7 –DE LA NATION A L’ÉTAT-NATION
 
            Il y a des états qui ne sont pas des nations : Yougoslavie, Belgique,
            Il y a des nations qui n’ont pas d’état  au sens plein du terme : Catalans, Basques, Palestiniens, Tamouls, nations amérindiennes, Tibétains …
            Il y a des états qui asservissent les peuples et leurs nations : ce sont des états impériaux, l’ex Union des Républiques socialistes soviétiques, la Chine.

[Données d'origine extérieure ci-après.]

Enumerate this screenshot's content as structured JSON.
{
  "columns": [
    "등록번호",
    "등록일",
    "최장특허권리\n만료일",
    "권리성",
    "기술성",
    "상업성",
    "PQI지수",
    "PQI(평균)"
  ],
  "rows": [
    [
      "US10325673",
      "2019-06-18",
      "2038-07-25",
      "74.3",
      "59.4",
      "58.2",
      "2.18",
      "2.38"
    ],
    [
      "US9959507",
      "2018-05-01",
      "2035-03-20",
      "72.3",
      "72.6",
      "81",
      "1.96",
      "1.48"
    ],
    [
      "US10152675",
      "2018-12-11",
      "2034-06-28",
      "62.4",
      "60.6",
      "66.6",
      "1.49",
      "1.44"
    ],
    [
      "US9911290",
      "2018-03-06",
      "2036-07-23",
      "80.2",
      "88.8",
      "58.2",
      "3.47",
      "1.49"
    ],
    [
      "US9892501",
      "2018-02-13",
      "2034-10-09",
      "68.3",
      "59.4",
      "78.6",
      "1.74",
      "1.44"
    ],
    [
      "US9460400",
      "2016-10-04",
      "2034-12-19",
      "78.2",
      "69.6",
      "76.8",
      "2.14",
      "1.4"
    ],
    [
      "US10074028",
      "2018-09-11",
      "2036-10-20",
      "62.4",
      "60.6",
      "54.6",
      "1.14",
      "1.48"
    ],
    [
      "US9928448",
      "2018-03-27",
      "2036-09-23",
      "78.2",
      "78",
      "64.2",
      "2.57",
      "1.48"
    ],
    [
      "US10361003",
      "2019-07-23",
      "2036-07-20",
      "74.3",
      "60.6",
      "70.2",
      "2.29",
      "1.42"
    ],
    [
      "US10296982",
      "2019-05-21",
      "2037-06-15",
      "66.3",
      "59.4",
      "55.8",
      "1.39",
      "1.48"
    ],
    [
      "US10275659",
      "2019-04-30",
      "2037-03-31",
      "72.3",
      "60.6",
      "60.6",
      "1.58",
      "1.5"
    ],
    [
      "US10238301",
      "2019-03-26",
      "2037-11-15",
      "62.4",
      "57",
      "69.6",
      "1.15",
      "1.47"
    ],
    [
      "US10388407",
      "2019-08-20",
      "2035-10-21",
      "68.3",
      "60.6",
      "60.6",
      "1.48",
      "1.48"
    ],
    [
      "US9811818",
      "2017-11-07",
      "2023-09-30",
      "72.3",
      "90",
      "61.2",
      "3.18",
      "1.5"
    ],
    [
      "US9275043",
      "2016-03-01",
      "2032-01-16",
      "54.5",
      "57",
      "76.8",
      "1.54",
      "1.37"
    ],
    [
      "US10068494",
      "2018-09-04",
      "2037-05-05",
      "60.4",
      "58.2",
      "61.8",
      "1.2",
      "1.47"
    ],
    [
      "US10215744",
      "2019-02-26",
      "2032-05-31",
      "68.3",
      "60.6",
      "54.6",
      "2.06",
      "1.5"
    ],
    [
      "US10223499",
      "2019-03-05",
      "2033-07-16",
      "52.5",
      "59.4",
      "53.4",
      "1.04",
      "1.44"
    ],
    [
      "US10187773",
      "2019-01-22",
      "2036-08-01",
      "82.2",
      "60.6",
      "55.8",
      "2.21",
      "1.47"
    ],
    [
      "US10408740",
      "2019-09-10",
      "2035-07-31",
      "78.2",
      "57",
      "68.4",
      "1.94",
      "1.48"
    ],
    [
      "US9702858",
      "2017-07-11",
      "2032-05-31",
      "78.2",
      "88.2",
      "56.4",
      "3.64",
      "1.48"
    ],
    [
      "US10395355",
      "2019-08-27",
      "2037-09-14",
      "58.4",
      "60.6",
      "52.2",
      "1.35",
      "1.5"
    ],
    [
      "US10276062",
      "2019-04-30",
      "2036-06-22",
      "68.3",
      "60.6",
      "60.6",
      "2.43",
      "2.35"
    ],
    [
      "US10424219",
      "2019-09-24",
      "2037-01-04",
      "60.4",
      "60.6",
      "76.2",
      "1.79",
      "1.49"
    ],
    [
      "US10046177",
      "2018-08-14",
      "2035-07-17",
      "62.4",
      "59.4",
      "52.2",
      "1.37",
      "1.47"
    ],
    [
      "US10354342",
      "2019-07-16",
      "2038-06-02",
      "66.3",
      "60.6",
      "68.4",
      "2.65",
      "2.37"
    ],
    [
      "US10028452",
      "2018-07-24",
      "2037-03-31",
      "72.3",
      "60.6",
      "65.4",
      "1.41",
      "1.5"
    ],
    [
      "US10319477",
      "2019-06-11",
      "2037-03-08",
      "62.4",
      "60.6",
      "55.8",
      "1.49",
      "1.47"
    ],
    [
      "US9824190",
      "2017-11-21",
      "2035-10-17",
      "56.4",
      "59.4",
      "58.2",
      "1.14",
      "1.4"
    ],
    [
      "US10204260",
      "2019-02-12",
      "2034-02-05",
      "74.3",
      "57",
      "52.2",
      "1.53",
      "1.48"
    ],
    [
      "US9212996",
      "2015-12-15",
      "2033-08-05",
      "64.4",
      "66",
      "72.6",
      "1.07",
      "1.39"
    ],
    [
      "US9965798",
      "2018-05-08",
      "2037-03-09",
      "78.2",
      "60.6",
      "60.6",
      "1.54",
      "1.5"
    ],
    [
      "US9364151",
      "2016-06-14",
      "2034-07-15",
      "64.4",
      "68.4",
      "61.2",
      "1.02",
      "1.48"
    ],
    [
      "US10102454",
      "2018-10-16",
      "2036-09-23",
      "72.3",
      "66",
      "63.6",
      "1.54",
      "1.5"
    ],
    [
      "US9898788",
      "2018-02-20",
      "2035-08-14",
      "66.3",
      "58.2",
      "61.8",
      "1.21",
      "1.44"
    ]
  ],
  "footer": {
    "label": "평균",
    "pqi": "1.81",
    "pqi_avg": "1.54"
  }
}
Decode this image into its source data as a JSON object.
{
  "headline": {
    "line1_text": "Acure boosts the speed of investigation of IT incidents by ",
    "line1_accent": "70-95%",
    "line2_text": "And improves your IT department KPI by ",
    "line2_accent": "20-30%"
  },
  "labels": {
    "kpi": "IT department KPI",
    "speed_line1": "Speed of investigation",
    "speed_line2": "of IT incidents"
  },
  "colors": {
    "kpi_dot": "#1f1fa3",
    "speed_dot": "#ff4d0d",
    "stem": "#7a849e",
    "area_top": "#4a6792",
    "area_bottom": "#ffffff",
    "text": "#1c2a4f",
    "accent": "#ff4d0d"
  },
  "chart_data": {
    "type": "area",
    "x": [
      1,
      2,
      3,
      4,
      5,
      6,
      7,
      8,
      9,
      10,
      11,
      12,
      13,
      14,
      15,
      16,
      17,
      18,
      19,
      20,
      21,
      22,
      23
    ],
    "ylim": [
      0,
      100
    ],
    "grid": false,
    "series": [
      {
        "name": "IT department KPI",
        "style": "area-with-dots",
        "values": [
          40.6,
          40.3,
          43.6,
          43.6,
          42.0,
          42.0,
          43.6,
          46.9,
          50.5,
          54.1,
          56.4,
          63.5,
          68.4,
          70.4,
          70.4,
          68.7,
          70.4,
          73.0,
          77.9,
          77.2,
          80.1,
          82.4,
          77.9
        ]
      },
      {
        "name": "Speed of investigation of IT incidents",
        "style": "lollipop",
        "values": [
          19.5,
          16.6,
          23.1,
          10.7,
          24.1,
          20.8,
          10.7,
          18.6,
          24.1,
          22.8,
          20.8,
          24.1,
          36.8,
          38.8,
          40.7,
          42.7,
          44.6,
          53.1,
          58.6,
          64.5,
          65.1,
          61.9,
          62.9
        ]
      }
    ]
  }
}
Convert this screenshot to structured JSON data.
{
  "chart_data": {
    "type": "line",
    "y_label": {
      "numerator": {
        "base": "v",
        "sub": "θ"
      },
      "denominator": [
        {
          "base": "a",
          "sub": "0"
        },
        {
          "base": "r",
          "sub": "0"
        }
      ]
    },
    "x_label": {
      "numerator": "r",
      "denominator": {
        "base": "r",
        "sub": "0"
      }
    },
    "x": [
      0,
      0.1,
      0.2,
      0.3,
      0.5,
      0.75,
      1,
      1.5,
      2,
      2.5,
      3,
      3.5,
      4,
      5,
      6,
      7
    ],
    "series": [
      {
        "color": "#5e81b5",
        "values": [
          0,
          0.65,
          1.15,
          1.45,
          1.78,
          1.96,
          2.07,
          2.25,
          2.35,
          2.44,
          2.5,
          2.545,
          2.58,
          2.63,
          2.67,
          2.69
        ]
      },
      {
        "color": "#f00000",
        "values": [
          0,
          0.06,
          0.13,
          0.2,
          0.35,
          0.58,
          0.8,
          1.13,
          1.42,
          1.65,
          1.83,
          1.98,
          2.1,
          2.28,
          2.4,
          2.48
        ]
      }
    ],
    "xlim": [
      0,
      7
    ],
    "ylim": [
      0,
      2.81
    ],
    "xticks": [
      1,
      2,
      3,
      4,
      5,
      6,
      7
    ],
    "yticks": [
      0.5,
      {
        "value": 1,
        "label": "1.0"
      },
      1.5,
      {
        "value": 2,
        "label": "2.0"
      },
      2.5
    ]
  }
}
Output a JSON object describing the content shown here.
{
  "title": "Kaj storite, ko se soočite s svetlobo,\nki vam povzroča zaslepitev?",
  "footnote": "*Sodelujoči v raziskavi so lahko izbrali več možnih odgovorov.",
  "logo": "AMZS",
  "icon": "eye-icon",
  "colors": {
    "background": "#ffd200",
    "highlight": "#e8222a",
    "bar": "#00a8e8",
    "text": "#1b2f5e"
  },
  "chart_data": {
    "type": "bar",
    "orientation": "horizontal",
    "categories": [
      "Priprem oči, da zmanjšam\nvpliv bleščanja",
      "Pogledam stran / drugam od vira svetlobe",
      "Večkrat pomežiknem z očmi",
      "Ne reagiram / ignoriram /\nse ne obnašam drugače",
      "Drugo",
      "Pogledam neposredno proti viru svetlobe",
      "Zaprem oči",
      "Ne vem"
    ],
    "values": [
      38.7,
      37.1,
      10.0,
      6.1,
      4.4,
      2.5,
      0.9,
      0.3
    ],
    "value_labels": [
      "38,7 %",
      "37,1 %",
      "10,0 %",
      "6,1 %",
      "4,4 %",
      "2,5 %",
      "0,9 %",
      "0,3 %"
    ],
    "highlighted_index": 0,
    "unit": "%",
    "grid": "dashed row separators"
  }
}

            Il y a des peuples  qui ont su faire  coïncider état et nation et ont su construire au cours des âges leur état-nation
            Un état-nation n’est pas un état qui collerait simplement avec un peuple se revendiquant comme une nation.
            C’est la construction politique qui va rendre possible la survie de la nation dans le temps et dans l’espace en opérant un double mouvement :
            Vers l’intérieur, en créant les conditions politiques et économiques qui rendront possible le progrès social : l’accès égalitaire à l’enseignement, l’accès égalitaire aux soins, sécurité des biens, la sécurité des personnes et l’exercice de la violence légitime ; la sécurité de l’épargne placée, la protection infantiles et la protection des personnes âgées et des handicapés
            Vers l’extérieur, en assurant la défense et la protection du territoire et la défense des intérêts internationaux qui dépendent de la nation.
 
            L’état-nation c’est donc plus que l’état et la nation.
            D’un point de vue de l’analyse systémique, on dira que l’état-nation réalise la fonction émergente d’un nouveau  système encore plus complexe, formé du précédent, la nation, et de son état, nation et état ne se confondant pas.